Consider a Toeplitz matrix $T \in \mathbb{R}^{n \times p}$ with randomly independently generated entries and $n < p$. The entries of the Toeplitz matrix are generated by a continuous random variable. Now, let's take $n$ columns $T_1, \dots , T_n$ of $T$.
Are $T_1, \dots, T_n$ linearly independent with probability 1 for any such selection $T_1, \dots , T_n$?
We can prove this in 2 Steps:
Show that each $n \times n$ submatrix $T^\prime$ of $T$ is invertible.

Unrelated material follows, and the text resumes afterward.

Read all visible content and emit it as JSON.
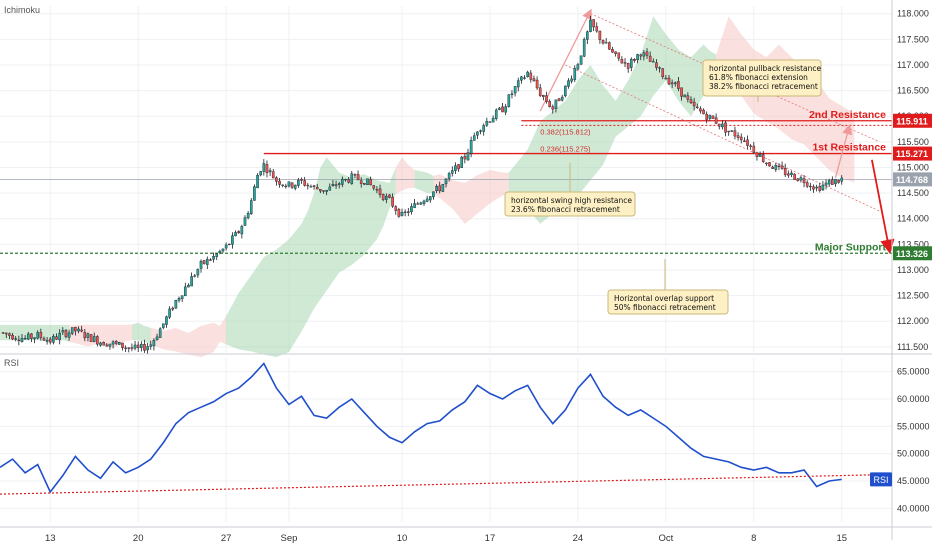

From 1., it follows that each selection of $n$ columns must be linearly independent since they form a basis of $\mathbb{R}^n$.
Proof:
The determinant of every such submatrix $T^\prime$ is a polynomial $p(t_1, \dots, t_j)$, where $t_i$ are the diagonal entries. We know that every polynomial has a finite set of arguments $(t_1, \dots, t_j)$, such that $p(t_1, \dots, t_j)=0$*. Hence, if for all $i$: $t_i\sim \mathbb{P}_i$ for continuous distributions $\mathbb{P}_i$, then the zero-set of $p$ is a set with measure $0$. Therefore, with probability 1 it holds that $\det(T^\prime)=p(t_1, \dots , t_j)\neq 0$, and hence $T^\prime$ must be invertible.
As already explained at the beginning of the answer, we can now derive that the columns of $T^\prime$ form a basis of $\mathbb{R}^n$, and therefore are linearly independent with probability $1$.
*Note that $p\neq 0$.